With over 40 million small and medium-sized enterprises (SMEs) underserved and health insurance still dominated by Health Maintenance Organisations (HMOs), analysts say the recapitalisation exercise presents a unique opportunity for insurers to expand their market penetration.

Nigeria’s insurance penetration rate remains below 1% of GDP, far behind African peers such as South Africa (over 13%).

The reforms are therefore expected to stimulate growth, encourage innovation through InsurTech, and improve consumer trust.

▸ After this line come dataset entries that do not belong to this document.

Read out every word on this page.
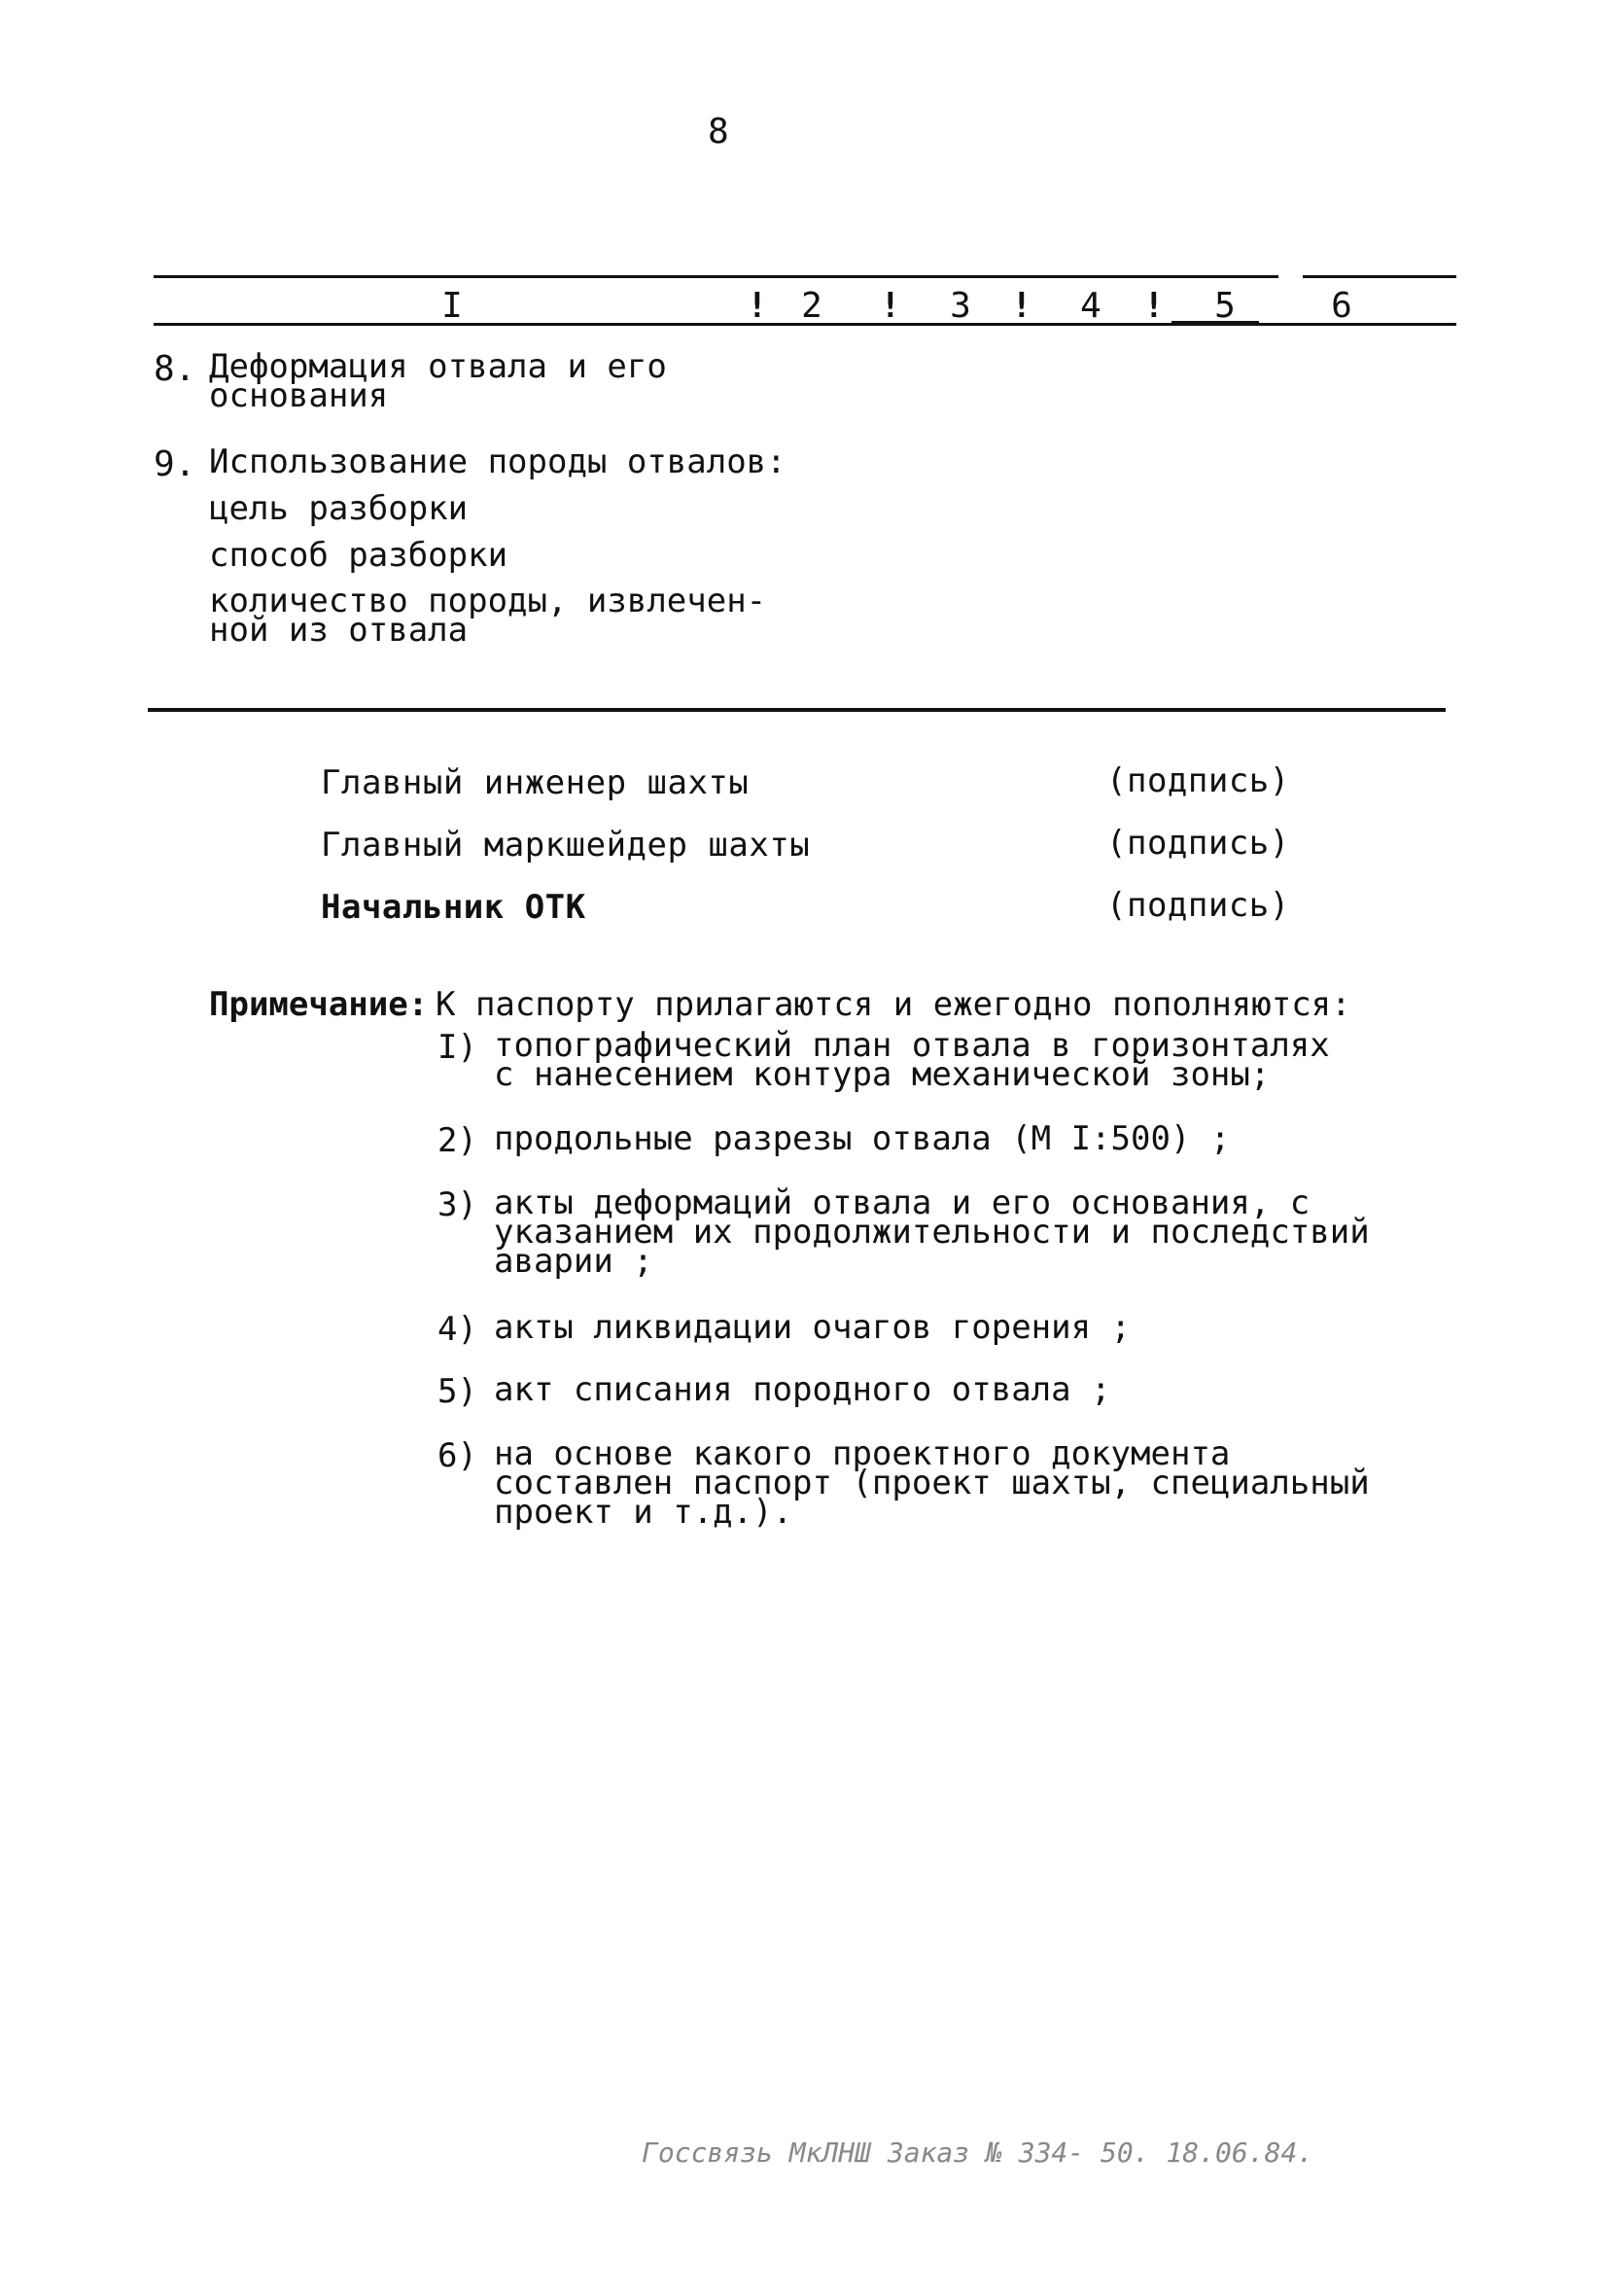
8
I	! 2	!	3	!	4	!	5	6
8. Деформация отвала и его
основания
9. Использование породы отвалов:
цель разборки
способ разборки
количество породы, извлечен-
ной из отвала
Главный инженер шахты	(подпись)
Главный маркшейдер шахты	(подпись)
Начальник ОТК	(подпись)
Примечание: К паспорту прилагаются и ежегодно пополняются:
I) топографический план отвала в горизонталях
с нанесением контура механической зоны;
2) продольные разрезы отвала (М I:500) ;
3) акты деформаций отвала и его основания, с
указанием их продолжительности и последствий
аварии ;
4) акты ликвидации очагов горения ;
5) акт списания породного отвала ;
6) на основе какого проектного документа
составлен паспорт (проект шахты, специальный
проект и т.д.).
Госсвязь МкЛНШ Заказ № 334- 50. 18.06.84.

The creation of the recapitalisation desk is expected to bring several benefits, including:

Faster capital raising approvals – Cutting waiting times from months to just two weeks.

Reduced compliance costs – Thanks to fee reductions and streamlined procedures.

Investor confidence – Improved transparency and regulatory collaboration could attract both local and foreign investors.

Industry stability – Encouraging consolidation and stronger balance sheets.

Consumer trust – Greater emphasis on claims settlement and policyholder protection.




The insurance recapitalisation drive is widely viewed as a transformational step for Nigeria’s financial sector.

By aligning capital market resources with insurance growth plans, regulators hope to create a more resilient, innovative, and consumer-focused industry.

Nwachukwu summed it up:

“This is not just about raising capital. It is about transforming the insurance industry into a trusted pillar of Nigeria’s financial system.”



If effectively implemented, the SEC’s 14-day approval window and NAICOM’s new guidelines could mark a turning point for the Nigerian insurance sector, positioning it as a key driver of financial inclusion and economic stability in the years ahead.